Die Pi-Vertonung eines Musikers dagegen, der dafür eine eigene Zehntonmusik entwarf, findet er noch heute genial. "Genau das ist der Geist des 'Vereins der Freunde der Zahl Pi'" (Kreuzer sagt immer gleich den ganzen Namen seines Vereins). Dazu gehört auch, 3,14 Meter vom Wiener Stephansdom entfernt auf einem 3,14 Meter hohen Pult Pi zu predigen. Oder in einer Guerilla-Aktion den Christkindlmarkt am Rathausplatz zu kapern und wie im Jahr 2000 den Weihnachtsbaum auch mit der Zahl Pi zu schmücken. "Wir sind da mitten in der Nacht, um halb zwei, auf den Baum raufgeklettert. Bemerkt hat's bis zum Schluss niemand."

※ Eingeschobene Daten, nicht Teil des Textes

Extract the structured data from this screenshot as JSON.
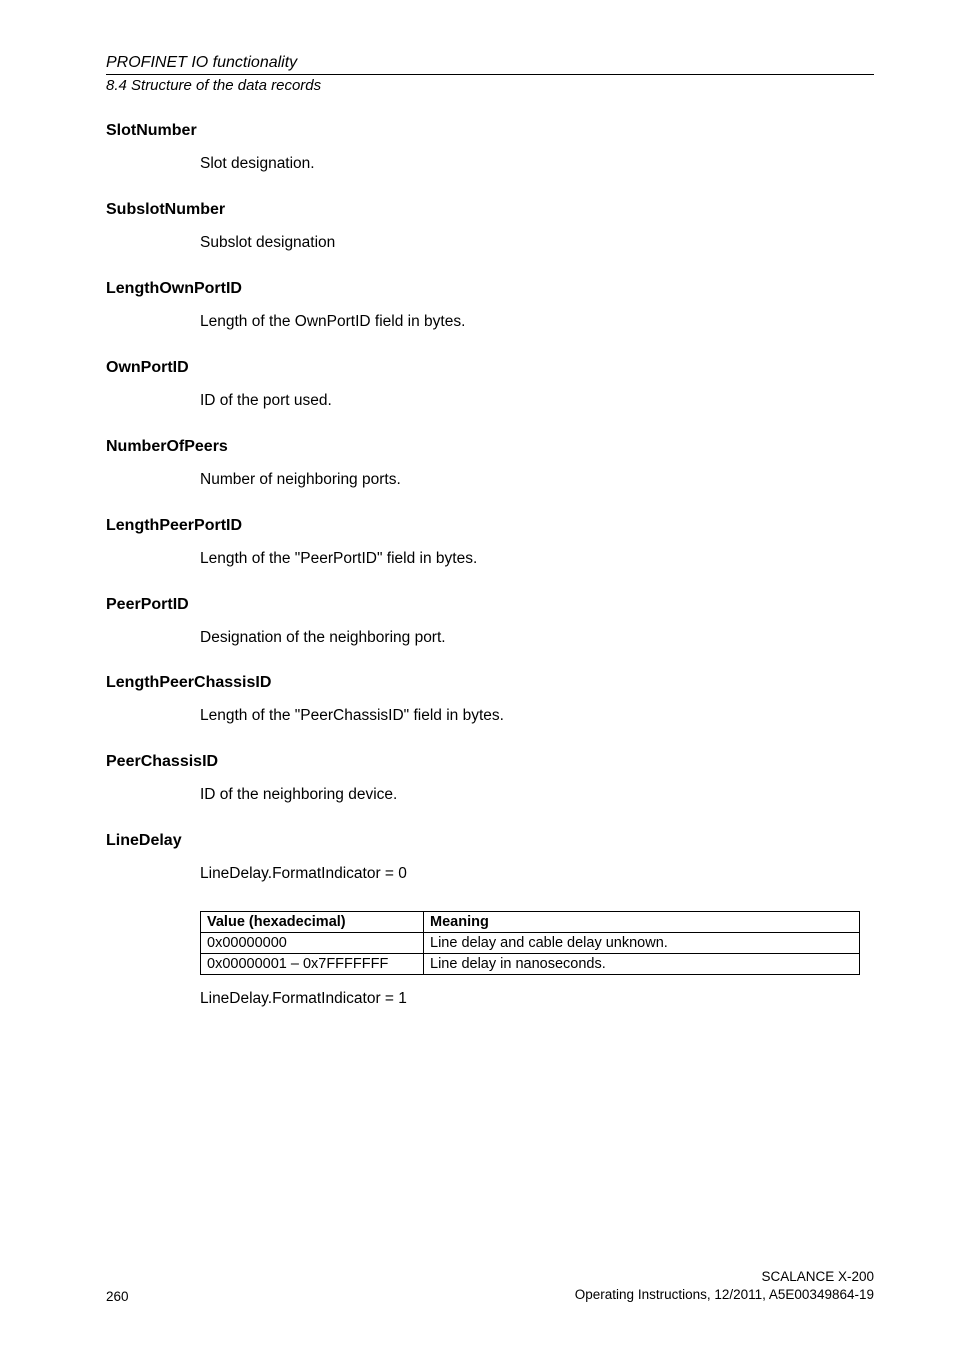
{
  "header": {
    "running_title": "PROFINET IO functionality",
    "sub_running": "8.4 Structure of the data records"
  },
  "sections": {
    "slotnumber": {
      "heading": "SlotNumber",
      "body": "Slot designation."
    },
    "subslotnumber": {
      "heading": "SubslotNumber",
      "body": "Subslot designation"
    },
    "lengthownportid": {
      "heading": "LengthOwnPortID",
      "body": "Length of the OwnPortID field in bytes."
    },
    "ownportid": {
      "heading": "OwnPortID",
      "body": "ID of the port used."
    },
    "numberofpeers": {
      "heading": "NumberOfPeers",
      "body": "Number of neighboring ports."
    },
    "lengthpeerportid": {
      "heading": "LengthPeerPortID",
      "body": "Length of the \"PeerPortID\" field in bytes."
    },
    "peerportid": {
      "heading": "PeerPortID",
      "body": "Designation of the neighboring port."
    },
    "lengthpeerchassisid": {
      "heading": "LengthPeerChassisID",
      "body": "Length of the \"PeerChassisID\" field in bytes."
    },
    "peerchassisid": {
      "heading": "PeerChassisID",
      "body": "ID of the neighboring device."
    },
    "linedelay": {
      "heading": "LineDelay",
      "intro0": "LineDelay.FormatIndicator = 0",
      "outro1": "LineDelay.FormatIndicator = 1",
      "table": {
        "head_value": "Value (hexadecimal)",
        "head_meaning": "Meaning",
        "rows": [
          {
            "value": "0x00000000",
            "meaning": "Line delay and cable delay unknown."
          },
          {
            "value": "0x00000001 – 0x7FFFFFFF",
            "meaning": "Line delay in nanoseconds."
          }
        ]
      }
    }
  },
  "footer": {
    "page": "260",
    "product": "SCALANCE X-200",
    "docinfo": "Operating Instructions, 12/2011, A5E00349864-19"
  }
}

Pi ist eben eine Religion für sich - das steht sogar im Vereinsstatut, das die "Verkündigung des Geistes der Zahl Pi" ausdrücklich vorsieht. Dass Albert McWasi, der "Die Freunde der Zahl Pi" 1991 ins Leben rief, Pi sogar als sein Religionsbekenntnis angibt, ist da nur konsequent.

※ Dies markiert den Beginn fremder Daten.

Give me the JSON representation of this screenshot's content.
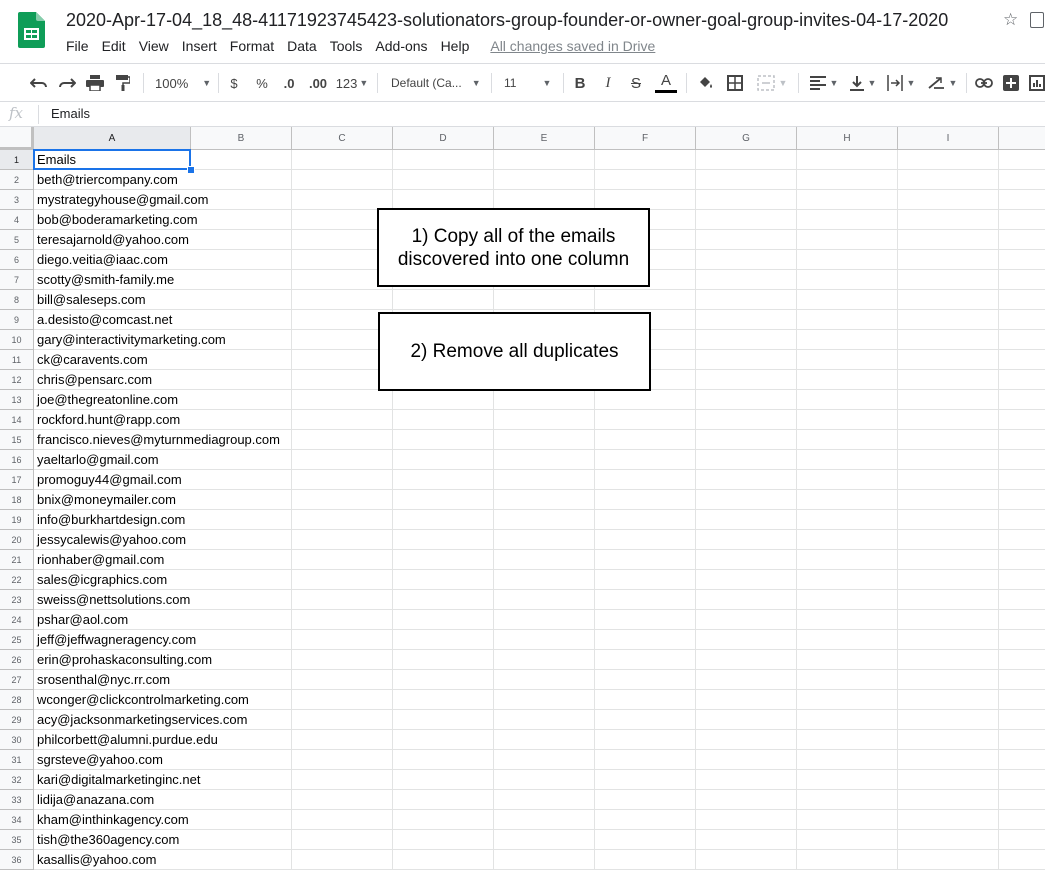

Rund 80 Mitglieder, darunter viele Mathematiker, natürlich, aber auch Künstler, Musiker und Astronomen, zählt der Verein inzwischen. Dazu kommen noch einige Pi-Botschafter in Deutschland, der Schweiz und den USA, die dazu berechtigt sind, potenziellen Mitgliedern die Aufnahmeprüfung abzunehmen.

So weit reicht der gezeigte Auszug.